Throughout the world, societies that consume a lot of polyunsaturated fats in the form of seafood and vegetable oils have lower rates of cancer, heart disease and many other diseases common to industrialized societies. The lower rate of cardiovascular disease in Mediterranean people may be due to the large consumption of olive oil, which consists mostly of monounsaturated fat. Unsaturated fats are generally of vegetable origin, but they are also found in fish and poultry. On the other hand, vegetable oils such as coconut and palm oils are high in saturated fat. The polyunsaturated or monounsaturated oils (depending on their chemical makeup) found in safflower, corn, sunflower and such oils are believed to lower cholesterol levels.

You don't want to eliminate all fat from your diet, but to keep fat within recommended limits. Fats should provide no more than 30% of your daily calories, with no more than one-third of that saturated fat.

You can still enjoy foods of animal origin and obtain their valuable nutrients like protein, vitamins and minerals; if you can recognize and avoid hidden fats. First, learn to read and understand the nutrition listings on labels and in food charts. Take your basic burger, for example. Four ounces of ground beef has over 20 grams of muscle-building protein. But wait. Look at the fat content – 24 grams. Convert those grams to calories and you see your burger has about 80 calories (20 multiplied by four) from protein, but a whopping 216 calories (24 times nine) from fat, mostly saturated fat. Even if you eliminate some of that fat in cooking (depending on how you cook your burger), you'll still have a fatty patty.

Become fat-conscious. Remember that fat has more than twice the calories of protein or carbohydrate. Read those labels. In your head, multiply that fat gram figure by nine to determine how many calories per serving come from fat. Then decide whether that food belongs in your bodybuilding diet.

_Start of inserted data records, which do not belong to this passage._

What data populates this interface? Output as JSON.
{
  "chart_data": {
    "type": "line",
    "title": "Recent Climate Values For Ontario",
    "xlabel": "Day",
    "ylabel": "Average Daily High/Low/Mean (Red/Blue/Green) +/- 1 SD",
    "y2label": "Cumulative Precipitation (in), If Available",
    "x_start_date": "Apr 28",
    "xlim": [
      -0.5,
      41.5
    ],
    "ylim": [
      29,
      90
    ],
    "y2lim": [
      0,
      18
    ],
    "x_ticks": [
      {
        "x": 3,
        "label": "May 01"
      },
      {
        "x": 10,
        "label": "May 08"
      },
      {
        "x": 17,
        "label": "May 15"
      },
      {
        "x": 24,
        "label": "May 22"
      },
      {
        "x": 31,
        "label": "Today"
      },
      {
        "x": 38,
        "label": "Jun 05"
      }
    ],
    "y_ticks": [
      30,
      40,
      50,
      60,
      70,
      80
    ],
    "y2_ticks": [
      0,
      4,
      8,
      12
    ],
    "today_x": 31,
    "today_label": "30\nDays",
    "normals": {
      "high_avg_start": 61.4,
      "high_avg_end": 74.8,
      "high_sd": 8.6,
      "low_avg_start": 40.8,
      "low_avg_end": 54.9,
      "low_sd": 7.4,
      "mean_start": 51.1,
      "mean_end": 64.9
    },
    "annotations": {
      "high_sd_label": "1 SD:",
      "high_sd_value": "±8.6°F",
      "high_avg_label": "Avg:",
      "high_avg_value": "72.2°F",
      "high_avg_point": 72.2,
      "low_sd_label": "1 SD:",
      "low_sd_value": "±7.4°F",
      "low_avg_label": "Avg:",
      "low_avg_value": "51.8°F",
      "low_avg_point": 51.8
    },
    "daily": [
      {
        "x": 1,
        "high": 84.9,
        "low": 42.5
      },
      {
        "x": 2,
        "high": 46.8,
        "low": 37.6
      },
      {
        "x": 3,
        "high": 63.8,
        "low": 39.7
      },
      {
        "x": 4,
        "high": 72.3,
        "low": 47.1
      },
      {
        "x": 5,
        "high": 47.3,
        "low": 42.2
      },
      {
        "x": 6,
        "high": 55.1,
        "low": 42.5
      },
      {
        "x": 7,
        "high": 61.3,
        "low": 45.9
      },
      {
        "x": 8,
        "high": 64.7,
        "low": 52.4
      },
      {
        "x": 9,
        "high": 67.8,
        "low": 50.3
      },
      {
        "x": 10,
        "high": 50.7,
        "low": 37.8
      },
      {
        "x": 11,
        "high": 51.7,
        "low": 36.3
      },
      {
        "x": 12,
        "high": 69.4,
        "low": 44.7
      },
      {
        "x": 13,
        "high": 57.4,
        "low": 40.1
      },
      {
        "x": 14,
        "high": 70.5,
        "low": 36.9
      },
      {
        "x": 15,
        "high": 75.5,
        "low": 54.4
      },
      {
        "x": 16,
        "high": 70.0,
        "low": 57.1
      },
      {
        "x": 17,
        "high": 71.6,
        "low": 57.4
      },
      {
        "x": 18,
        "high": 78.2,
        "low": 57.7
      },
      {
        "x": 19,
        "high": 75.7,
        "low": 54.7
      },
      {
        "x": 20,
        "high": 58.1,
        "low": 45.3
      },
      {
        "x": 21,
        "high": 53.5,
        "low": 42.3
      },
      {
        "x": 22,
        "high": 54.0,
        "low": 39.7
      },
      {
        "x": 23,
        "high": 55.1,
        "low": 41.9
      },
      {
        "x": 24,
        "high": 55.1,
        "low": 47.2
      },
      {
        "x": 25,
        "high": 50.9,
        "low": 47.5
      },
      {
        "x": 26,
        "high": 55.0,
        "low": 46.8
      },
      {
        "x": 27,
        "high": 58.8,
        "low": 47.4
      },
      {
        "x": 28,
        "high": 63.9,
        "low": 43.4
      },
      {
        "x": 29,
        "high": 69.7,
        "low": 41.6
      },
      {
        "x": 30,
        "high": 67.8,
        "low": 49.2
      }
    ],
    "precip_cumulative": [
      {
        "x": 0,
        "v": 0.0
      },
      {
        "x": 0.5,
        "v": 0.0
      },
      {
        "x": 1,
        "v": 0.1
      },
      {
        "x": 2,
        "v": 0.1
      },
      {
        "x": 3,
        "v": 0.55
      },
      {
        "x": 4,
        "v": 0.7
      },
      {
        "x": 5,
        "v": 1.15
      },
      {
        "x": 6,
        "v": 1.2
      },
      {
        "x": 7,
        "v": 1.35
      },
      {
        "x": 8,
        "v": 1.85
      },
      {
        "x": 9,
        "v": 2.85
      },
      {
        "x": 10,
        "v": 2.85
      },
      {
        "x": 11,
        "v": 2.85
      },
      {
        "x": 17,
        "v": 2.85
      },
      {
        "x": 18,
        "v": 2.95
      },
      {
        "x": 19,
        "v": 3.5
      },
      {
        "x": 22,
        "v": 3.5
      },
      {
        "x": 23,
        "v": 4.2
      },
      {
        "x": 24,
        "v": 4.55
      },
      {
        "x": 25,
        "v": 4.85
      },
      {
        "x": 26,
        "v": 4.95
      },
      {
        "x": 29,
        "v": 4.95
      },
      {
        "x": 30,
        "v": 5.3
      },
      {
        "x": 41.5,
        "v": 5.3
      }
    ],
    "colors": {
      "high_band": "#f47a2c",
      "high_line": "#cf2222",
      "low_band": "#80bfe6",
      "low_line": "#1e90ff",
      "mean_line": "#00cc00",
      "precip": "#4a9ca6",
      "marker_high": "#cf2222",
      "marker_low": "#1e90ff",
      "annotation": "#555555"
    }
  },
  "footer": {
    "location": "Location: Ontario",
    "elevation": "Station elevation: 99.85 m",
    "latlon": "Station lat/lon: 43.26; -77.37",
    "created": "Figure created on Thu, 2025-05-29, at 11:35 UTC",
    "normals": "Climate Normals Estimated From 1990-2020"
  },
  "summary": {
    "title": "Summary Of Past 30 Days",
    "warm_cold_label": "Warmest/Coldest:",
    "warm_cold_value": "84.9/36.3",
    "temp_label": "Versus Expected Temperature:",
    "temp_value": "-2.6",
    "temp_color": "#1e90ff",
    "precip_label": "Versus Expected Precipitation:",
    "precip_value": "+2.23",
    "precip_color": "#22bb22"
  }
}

Here are general guidelines for cutting the fat from your diet:

  • Avoid fried foods
  • Avoid processed meats
  • Use low-fat or nonfat dairy products
  • Trim all fat from meat before cooking; remove skin from poultry.
  • Avoid so-called "choice" fat marbled meats
  • Eat more fish and poultry, less fatty red meat
  • Avoid rich pastries
  • Skim the fat from soups or stews
  • Eat raw salads and fresh fruit Limit the oils, butter, margarine, shortening or lard used in and on foods.

A regular bodybuilding program along with aerobic exercise will help moderate your appetite. Eat a healthy, balanced diet, but know what you're in your mouth. Be careful or those tasty prepared "carbohydrate" foods. You may by getting more than you bargained for in the devious form of hidden fats.